There are increasing indications that our reputation of being a financially conservative in Canada is more myth than reality. As a group, we’re taking on more debt than ever before and finding ourselves with less of a personal safety net should the economy take a dive. Since 2001 the number of people over 60 that still have a mortgage has been steadily increasing, and the mortgages that we all hold are of more and more exotic varieties. From todays Vancouver Province: Why we’re up to our necks in debt.
A rash of recent reports paint a scary picture of Canadians as spending like drunken sailors, leading to the prickly question of whether we should be forced to save money.
A Statistics Canada study showed Canadians are finding themselves with two mortgages and deeper in debt than at any time in their lives. They are increasingly house poor, and with housing values sliding, they often owe more on their properties than they’re worth.
The StatsCan study came out at the same time that the Office of the Superintendent of Bankruptcy Canada reported that personal bankruptcies reached their highest level in more than four years during April, up 19.3 per cent over the previous month and 18.3 per cent over the previous April.
And things will only get worse if recent numbers showing a gross domestic product decline during the last quarter continue, signalling an economic downturn, and if unemployment rates should start to rise.
As it is, mortgage payments make up 37 per cent of average household spending in 2007, up from 32 per cent a year earlier.
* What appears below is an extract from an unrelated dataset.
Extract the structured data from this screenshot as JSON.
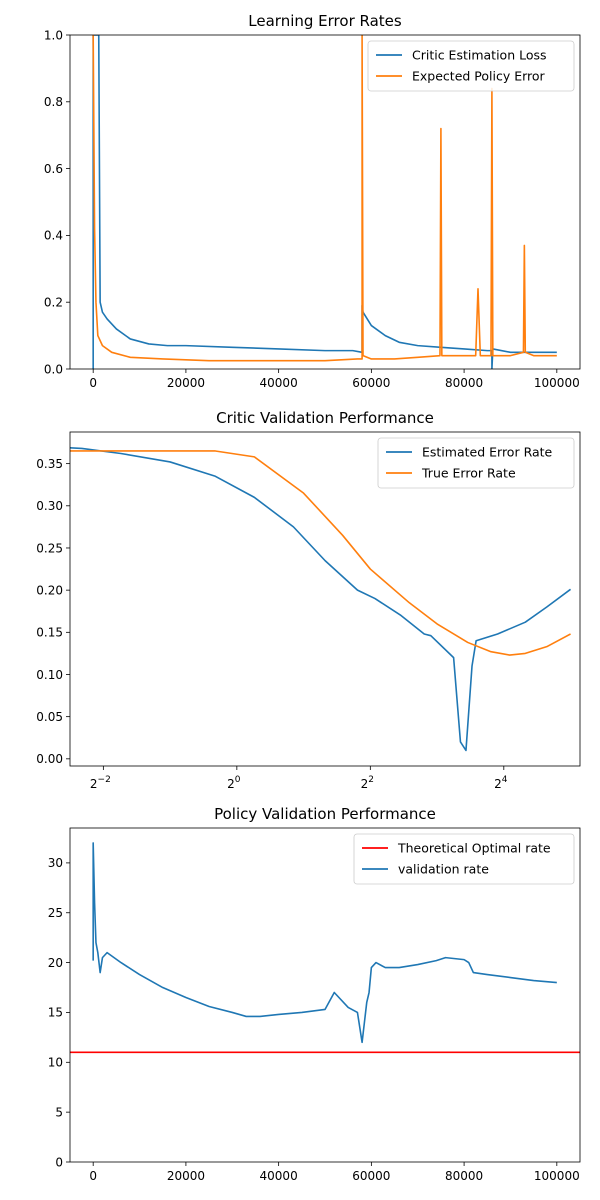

And those mortgages are getting more ‘interesting’. The common refrain that the Canadian housing market is not as vulnerable to downturn as the US market because we don’t have ‘sub-prime’ mortgages is only part-true. What we do have is an mortgage insurance market that was liberalized in 2006 and has dramatically changed the landscape in the last few years with the introduction of zero-down, 40 year terms and adjustable ‘teaser’ rate mortgages:
With interest rates dropping, consumers might consider a front-loaded variable- rate mortgage. This option gives you a larger-than-normal discount from the prime interest rate for an initial period, say six months, before you decide whether to lock into a fixed rate.
Longer amortization periods, now up to 40 years, also are new. Holt estimates longer-term mortgages now account for three quarters of monthly insured purchase applications in Canada, with 40-year products accounting for half of that.
So will following the US lead into the area of ‘exotic’ mortgages lead to a similar result? Only time will tell, but it is interesting to see that this topic seems to be getting more attention within the government. That first article had this bit of info that was new to me:
Finance Minister Jim Flaherty recently suggested it might be wise to outlaw 40-year mortgages.
With up to a third of new mortgage applications opting for the longest term, removing that option could have a dramatic impact on our housing market at a time when it appears to be already slowing due to affordability concerns.